Researchers from Czech Technical University in Prague, Czech Republic, Indian Institute of Technology, Delhi, India, and Northumbria University, UK are studying relay-assisted visible light communications to improve the indoor coverage of mobile network connectivity. Their new technique turns mobile phones into relays, forwarding data from the transmitter to the end user.
Visible light was first used for communication in the 1880’s when Alexander Graham Bell used a modulated sunlight to transmit a speech, even before transmission by radio frequencies was popular. Today, visible light communication (VLC) is becoming popular once again as it gives several advantages compared to its radio counterpart, like a vast unregulated spectrum, inherent security and high energy efficiency. Visible light can also be used in locations like hospitals, petrol stations and airplanes, where radio frequency based technologies cannot be used.
“With the enormous growth of data traffic over wireless infrastructures due to increased demands for video and audio streaming, file sharing, data and voice over Internet protocol (VoIP), The lack of available radio-frequency (RF) spectrum is becoming the limiting factor for high-speed data transmission” remark the authors, talking about the limitations of conventional means.
Switching to visible light could present a way out as it gives us a vast unregulated spectrum that could be used for communication. However, VLC also presents its own challenges, since visible light, unlike radio waves, can be blocked by obstacles and movement.
In their new study, the authors propose overcoming the shortfalls of VLC, by using a relay-assisted VLC technique. Much like a relay race, in a relay-assisted method, the data is relayed from one mobile to another, until it reaches its destination. Here, a mobile user acts as relays, forwarding the data from the transmitter to the end user.
The study analyzed two types of relay schemes—amplify-and-forward (AF) and decode-and-forward (DF). As the names suggest, the first scheme allows a mobile user to amplify the signal and transmit it further, while in the latter scheme, the message is decoded and then relayed to the end-user. The researchers used a mobile phone with two photodetectors on either sides, to detect the incoming light, and perpendicularly placed LED transmitters, to relay the data forward.

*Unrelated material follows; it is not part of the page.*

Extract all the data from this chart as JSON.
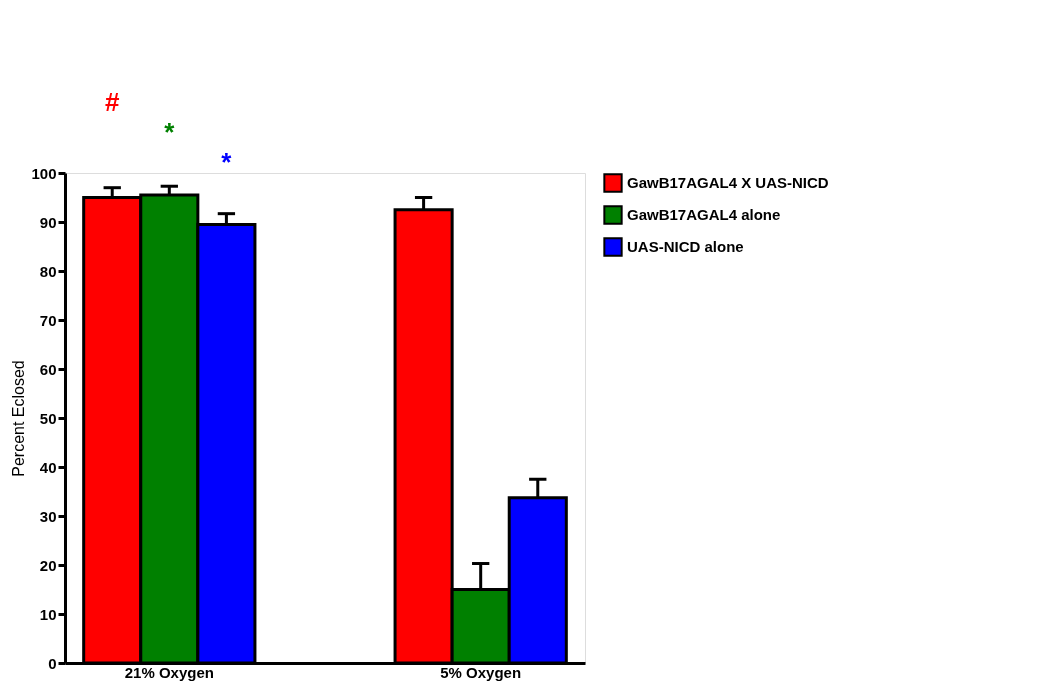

“We considered the case where the receiver was positioned close to the corner of the room and we investigated the optimal position of the relay node based on its azimuthal and elevation orientation” say the researchers. They also developed an analytical model to compare the two relay-schemes, AF and DF.
The study shows that the DF relay scheme marginally outperforms AF, by providing a larger coverage area and data transfer rates of up to 100 Mbps. More importantly, both the relay-based methods showed significant improvement in coverage and efficiency at transferring data, when compared to methods that relied on a direct line-of-sight between the transmitter and the end user. With this study establishing the viability of the technology, we could soon be rid of network connectivity issues and losing carrier signal indoors, in our offices and homes.